Time and again, he has accused all of his critics and detractors of being part of convening for plots to oust him from power. He blames the “dilawan” and “reds,” for any possibility of destabilization of the government.
He has the majority in Congress, Supreme Court and basically everyone in power pliably kowtowing to him and everything he stands for. What kind of opposition group, in their right minds, would stage an assassination and destabilization when such could easily erase them from the Philippine political landscape?
And for a fact, the communist rebels, which he credits for too much influence, are not as powerful as they were.
Don’t these critics have the right to put misaligned policies and pronouncements to pillory? If he can’t handle them, why should he put up a revolutionary government?
In retrospect, there had been two instances of putting revolutionary governments in place: one in 1899 by the Malolos Congress led by Emilio Aguinaldo and another in 1986 by the late former President Corazon Aquino.
The Malolos Congress inaugurated the First Philippine Republic in 1899, an incipient revolutionary government, with Aguinaldo as President. It was established for Filipinos to self-rule, become independent from colonial bondage, but was later put to an end when Aguinaldo was captured and took an oath of allegiance with the United States.
Cory’s revolutionary government, meanwhile, was established when she assumed Presidency via the success of the 1986 Revolution that overthrew the Marcos regime. During these times, she was ruling by decree following the abolition of the 1973 Constitution that was in force during Martial Law to promulgate the 1986 Freedom Constitution. This government endured until the ratification of the 1987 Constitution by a national plebiscite.
These two revolutionary governments, though short-lived, nonetheless paved the roads toward a certain consciousness of our nation—that we Filipinos, abled by our collective efforts, can put colonial rule and dictatorships to an end.

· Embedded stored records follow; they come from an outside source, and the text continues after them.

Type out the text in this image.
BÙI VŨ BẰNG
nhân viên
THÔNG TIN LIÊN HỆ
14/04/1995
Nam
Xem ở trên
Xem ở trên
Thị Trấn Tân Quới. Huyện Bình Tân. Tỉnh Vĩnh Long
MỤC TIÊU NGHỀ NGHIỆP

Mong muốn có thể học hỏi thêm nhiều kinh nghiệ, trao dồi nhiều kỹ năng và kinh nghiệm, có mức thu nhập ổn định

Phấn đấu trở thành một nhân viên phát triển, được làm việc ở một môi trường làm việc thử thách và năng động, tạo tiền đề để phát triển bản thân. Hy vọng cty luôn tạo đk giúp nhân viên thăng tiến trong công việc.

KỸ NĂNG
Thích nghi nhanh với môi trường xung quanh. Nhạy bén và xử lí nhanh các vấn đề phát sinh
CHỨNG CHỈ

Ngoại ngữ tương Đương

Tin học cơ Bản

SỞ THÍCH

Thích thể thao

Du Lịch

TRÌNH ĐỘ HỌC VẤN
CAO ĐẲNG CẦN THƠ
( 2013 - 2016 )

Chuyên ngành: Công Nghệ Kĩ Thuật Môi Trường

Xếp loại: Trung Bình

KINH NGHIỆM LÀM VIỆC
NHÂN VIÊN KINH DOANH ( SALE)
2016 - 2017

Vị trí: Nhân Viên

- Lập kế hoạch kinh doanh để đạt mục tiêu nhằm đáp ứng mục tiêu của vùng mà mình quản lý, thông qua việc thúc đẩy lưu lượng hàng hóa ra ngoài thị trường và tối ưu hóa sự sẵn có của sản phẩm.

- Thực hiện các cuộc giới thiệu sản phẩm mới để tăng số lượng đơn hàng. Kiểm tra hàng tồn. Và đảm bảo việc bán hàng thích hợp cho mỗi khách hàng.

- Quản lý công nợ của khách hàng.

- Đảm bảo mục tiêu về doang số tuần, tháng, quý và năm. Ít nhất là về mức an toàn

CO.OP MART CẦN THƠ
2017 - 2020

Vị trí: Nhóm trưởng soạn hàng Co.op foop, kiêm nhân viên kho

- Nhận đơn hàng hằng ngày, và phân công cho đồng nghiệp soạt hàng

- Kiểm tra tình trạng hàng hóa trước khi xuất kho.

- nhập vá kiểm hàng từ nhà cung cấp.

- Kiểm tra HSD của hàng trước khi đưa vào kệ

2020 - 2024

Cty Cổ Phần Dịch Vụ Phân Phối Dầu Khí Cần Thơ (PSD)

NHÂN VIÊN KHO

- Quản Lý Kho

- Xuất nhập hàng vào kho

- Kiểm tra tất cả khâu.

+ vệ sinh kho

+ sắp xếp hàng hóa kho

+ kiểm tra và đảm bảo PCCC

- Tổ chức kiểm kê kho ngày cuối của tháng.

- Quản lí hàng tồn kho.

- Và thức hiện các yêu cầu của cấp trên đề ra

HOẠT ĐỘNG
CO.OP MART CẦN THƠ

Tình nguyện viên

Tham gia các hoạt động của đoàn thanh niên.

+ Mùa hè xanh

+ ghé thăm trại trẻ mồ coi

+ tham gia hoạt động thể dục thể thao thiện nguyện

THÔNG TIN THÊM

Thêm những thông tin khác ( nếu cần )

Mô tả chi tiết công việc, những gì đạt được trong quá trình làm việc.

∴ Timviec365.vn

In a previous conversation that I had with UST Political Science Chairman Dennis Coronacion, he said an important question was left in the dark––what did Duterte mean by “revolutionary government?”
There is no certainty to what Duterte will do with his, but what the previous leaders did with their own revolutionary government was to eliminate everything that were oppressive of the previous regime’s rule. Thereby, it is outrageous to compare the principles of these two examples to what he is brewing.
Now, if the president decides to start a revolution against his own government, then our problem would escalate from his asininity to his pure lunacy.
He is on the wrong side of the revolution he speaks of and he is using a threat that he should not have been making. As always, the consequences of his pronouncement have been totally oversighted, putting out of context the possibility of hundreds of political killings, state-sanctioned drug killings and more.
It is important to keep in mind that revolutions are not always about the triumph of a certain cause, it is also about the blood drawn to ensure every step of the violent power struggle.
Dissent is not a crime, but the President’s pronouncements should be.